His harem paintings all evoke sympathetically the tender interaction of leisurely, bored, women behind closed doors. Gustave-Clarence Boulanger’s The Courtyard of the Palace of Dar Khdaouedj El Amia, Algiers captures this intimate connection between the languid, luxuriously dressed women lounging around a pool while little girl dances dreamily, trailing her doll. America’s greatest Orientalist, Frederick Arthur Bridgman, visited Algeria at least three times, and his Preparations for the Wedding delicately captures the ambience of calm before the storm, the bejeweled bride-to-be gazes out at the viewer. This painting also exemplifies a shift toward Impressionism in later Orientalist painters, such as Edouard Verschaffelt, who moved to Algeria, married a local woman and made sympathetic and realistic portraits in an Impressionist style akin to Renoir.
At the other end of the stylistic scale is the Academic master Jean-Léon Gérôme, a meticulous realist. His exquisite Blue Mosque, based on the Rustem Pasha Mosque in Istanbul, depicts variously attired worshippers against a background of shimmering blue Iznik tiles and perfectly rendered Arabic calligraphy. This attention to detail and photographic accuracy is characteristic of the ethnographic approach of the great Orientalist masters, including Deutsch.
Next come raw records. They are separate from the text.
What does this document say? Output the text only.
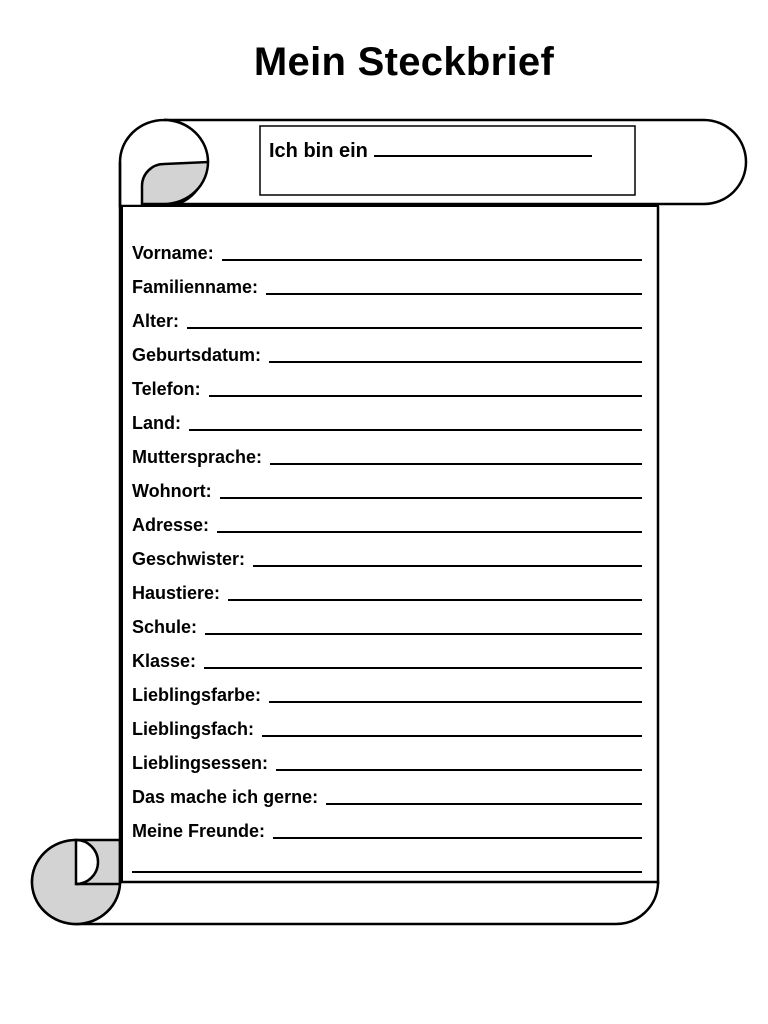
Mein Steckbrief
Ich bin ein
Vorname:
Familienname:
Alter:
Geburtsdatum:
Telefon:
Land:
Muttersprache:
Wohnort:
Adresse:
Geschwister:
Haustiere:
Schule:
Klasse:
Lieblingsfarbe:
Lieblingsfach:
Lieblingsessen:
Das mache ich gerne:
Meine Freunde:
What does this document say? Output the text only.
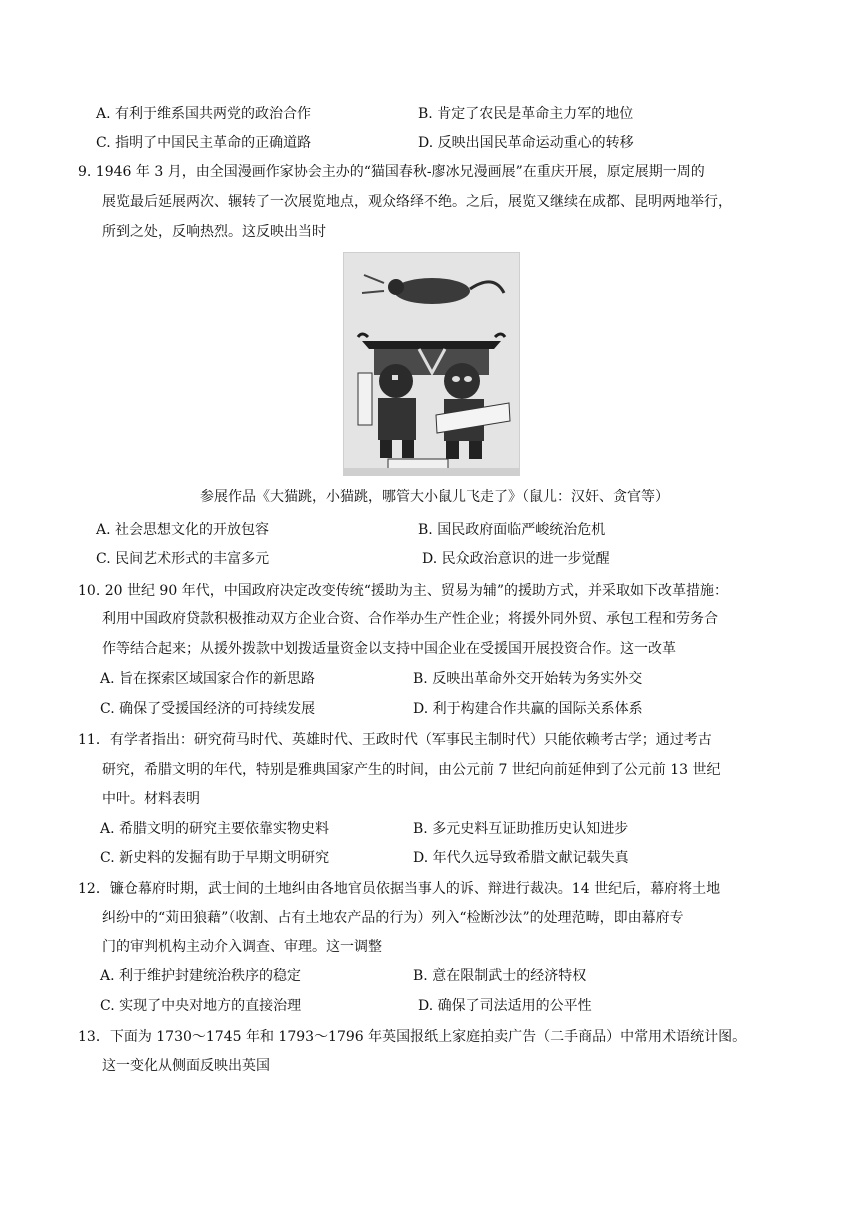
A. 有利于维系国共两党的政治合作	B. 肯定了农民是革命主力军的地位
C. 指明了中国民主革命的正确道路	D. 反映出国民革命运动重心的转移
9. 1946 年 3 月，由全国漫画作家协会主办的“猫国春秋-廖冰兄漫画展”在重庆开展，原定展期一周的
展览最后延展两次、辗转了一次展览地点，观众络绎不绝。之后，展览又继续在成都、昆明两地举行，
所到之处，反响热烈。这反映出当时
参展作品《大猫跳，小猫跳，哪管大小鼠儿飞走了》（鼠儿：汉奸、贪官等）
A. 社会思想文化的开放包容	B. 国民政府面临严峻统治危机
C. 民间艺术形式的丰富多元	D. 民众政治意识的进一步觉醒
10. 20 世纪 90 年代，中国政府决定改变传统“援助为主、贸易为辅”的援助方式，并采取如下改革措施：
利用中国政府贷款积极推动双方企业合资、合作举办生产性企业；将援外同外贸、承包工程和劳务合
作等结合起来；从援外拨款中划拨适量资金以支持中国企业在受援国开展投资合作。这一改革
A. 旨在探索区域国家合作的新思路	B. 反映出革命外交开始转为务实外交
C. 确保了受援国经济的可持续发展	D. 利于构建合作共赢的国际关系体系
11．有学者指出：研究荷马时代、英雄时代、王政时代（军事民主制时代）只能依赖考古学；通过考古
研究，希腊文明的年代，特别是雅典国家产生的时间，由公元前 7 世纪向前延伸到了公元前 13 世纪
中叶。材料表明
A. 希腊文明的研究主要依靠实物史料	B. 多元史料互证助推历史认知进步
C. 新史料的发掘有助于早期文明研究	D. 年代久远导致希腊文献记载失真
12．镰仓幕府时期，武士间的土地纠由各地官员依据当事人的诉、辩进行裁决。14 世纪后，幕府将土地
纠纷中的“苅田狼藉”（收割、占有土地农产品的行为）列入“检断沙汰”的处理范畴，即由幕府专
门的审判机构主动介入调查、审理。这一调整
A. 利于维护封建统治秩序的稳定	B. 意在限制武士的经济特权
C. 实现了中央对地方的直接治理	D. 确保了司法适用的公平性
13．下面为 1730～1745 年和 1793～1796 年英国报纸上家庭拍卖广告（二手商品）中常用术语统计图。
这一变化从侧面反映出英国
At a time when black people were not empathetically painted, Deutsch’s series of palace guards are gloriously dignified. The commanding grandeur of The Palace Guard shows Deutsch at the height of his evaluative powers and set Gabr back $1.6 million.
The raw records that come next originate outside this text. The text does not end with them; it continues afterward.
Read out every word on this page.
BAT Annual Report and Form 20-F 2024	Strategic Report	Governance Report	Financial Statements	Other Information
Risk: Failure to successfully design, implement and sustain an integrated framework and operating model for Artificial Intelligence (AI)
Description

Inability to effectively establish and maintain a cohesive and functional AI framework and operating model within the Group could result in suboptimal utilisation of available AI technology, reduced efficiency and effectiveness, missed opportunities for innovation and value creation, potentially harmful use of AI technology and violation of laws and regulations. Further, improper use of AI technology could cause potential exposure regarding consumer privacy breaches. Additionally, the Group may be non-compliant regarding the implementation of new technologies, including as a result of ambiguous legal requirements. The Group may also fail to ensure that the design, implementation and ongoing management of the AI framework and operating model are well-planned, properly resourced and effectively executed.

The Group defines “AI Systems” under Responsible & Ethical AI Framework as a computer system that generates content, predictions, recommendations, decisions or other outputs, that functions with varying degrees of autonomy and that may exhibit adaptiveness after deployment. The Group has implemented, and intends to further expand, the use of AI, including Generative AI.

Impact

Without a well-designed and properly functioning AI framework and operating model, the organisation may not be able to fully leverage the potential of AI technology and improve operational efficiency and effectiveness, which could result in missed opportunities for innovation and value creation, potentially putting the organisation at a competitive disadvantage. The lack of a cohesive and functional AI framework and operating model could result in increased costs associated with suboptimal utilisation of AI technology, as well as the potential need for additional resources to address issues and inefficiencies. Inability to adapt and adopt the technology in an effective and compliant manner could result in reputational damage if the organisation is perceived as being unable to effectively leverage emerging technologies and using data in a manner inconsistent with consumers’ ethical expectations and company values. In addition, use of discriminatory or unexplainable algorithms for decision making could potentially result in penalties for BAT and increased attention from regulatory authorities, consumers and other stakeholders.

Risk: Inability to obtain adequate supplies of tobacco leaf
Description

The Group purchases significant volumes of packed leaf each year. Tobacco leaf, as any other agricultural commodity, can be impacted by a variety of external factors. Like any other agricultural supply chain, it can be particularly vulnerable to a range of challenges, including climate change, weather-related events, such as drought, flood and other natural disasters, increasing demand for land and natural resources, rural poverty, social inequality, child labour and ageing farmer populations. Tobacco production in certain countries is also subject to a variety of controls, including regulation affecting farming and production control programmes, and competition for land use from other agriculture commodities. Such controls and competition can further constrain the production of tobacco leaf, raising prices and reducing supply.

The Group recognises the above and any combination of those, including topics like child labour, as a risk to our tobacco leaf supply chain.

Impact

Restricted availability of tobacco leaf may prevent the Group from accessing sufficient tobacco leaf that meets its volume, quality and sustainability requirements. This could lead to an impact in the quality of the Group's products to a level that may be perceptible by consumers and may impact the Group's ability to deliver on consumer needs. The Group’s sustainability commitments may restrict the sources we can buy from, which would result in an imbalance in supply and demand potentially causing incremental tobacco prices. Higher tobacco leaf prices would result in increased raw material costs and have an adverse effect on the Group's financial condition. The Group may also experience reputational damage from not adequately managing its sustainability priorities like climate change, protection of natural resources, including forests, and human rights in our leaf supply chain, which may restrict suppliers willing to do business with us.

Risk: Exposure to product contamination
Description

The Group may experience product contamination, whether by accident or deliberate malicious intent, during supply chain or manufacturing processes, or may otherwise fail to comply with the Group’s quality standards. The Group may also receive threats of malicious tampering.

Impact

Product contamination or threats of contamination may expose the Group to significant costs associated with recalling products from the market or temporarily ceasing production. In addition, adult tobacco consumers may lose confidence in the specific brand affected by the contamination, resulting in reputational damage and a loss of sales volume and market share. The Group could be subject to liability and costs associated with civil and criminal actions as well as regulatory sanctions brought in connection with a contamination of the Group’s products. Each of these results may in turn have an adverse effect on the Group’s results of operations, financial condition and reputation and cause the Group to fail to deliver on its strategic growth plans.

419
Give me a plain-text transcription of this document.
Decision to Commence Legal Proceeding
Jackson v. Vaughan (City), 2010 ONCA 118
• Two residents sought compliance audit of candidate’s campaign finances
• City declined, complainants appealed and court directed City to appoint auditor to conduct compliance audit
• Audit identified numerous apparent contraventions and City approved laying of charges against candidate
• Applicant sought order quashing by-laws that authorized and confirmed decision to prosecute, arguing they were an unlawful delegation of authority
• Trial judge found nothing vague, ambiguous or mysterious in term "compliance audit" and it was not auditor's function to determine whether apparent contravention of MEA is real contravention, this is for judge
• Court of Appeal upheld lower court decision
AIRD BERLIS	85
However, while Gabr has deep holdings in Gérôme and Deutsch, he does not limit himself to big names. “I have sometimes bought paintings by unknowns very inexpensively just because they are beautiful and complement my collection,” he says. “Building a collection is like completing a superb puzzle piece by piece.”
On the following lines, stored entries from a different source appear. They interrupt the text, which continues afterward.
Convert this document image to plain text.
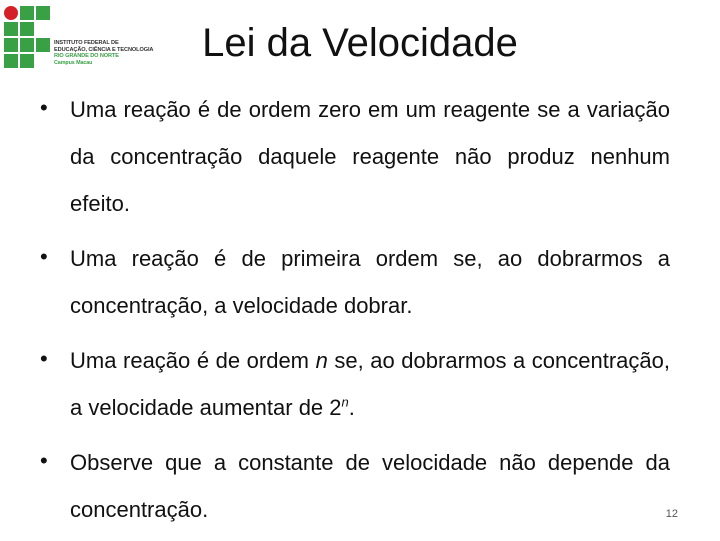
INSTITUTO FEDERAL DE
EDUCAÇÃO, CIÊNCIA E TECNOLOGIA
RIO GRANDE DO NORTE
Campus Macau	Lei da Velocidade
• Uma reação é de ordem zero em um reagente se a variação da concentração daquele reagente não produz nenhum efeito.
• Uma reação é de primeira ordem se, ao dobrarmos a concentração, a velocidade dobrar.
• Uma reação é de ordem n se, ao dobrarmos a concentração, a velocidade aumentar de 2$^n$.
• Observe que a constante de velocidade não depende da concentração.	12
“The buying power for Orientalism lies with the Middle East,” says Alexandra McMorrow, director of 19th-century European art at Christie’s London. “There are large amounts of money available particularly from the U.A.E. and Saudi Arabia.” Gabr says, “My competition today is formidable—I am in the same market as Gulf sheikhs, the government of Qatar, which is building a museum, as well as buyers from Texas.” Other very active investors include royal families from Morocco to Jordan, the Dahesh Museum in New York and the burgeoning regional museum structure headed up by Abu Dhabi.
Asked whether he buys as an investment, Gabr, a canny entrepreneur as well as connoisseur, replies, “When I started, I never thought of that, but as my collection started to grow, I began to be careful, aware that ridiculous prices can be asked—and obtained. Of course today I do look at it as an investment, but that’s not my purpose in collecting at all. In fact, some deep-pocketed representatives of governments have approached me, but I have no interest in selling. Each painting is like my own child.”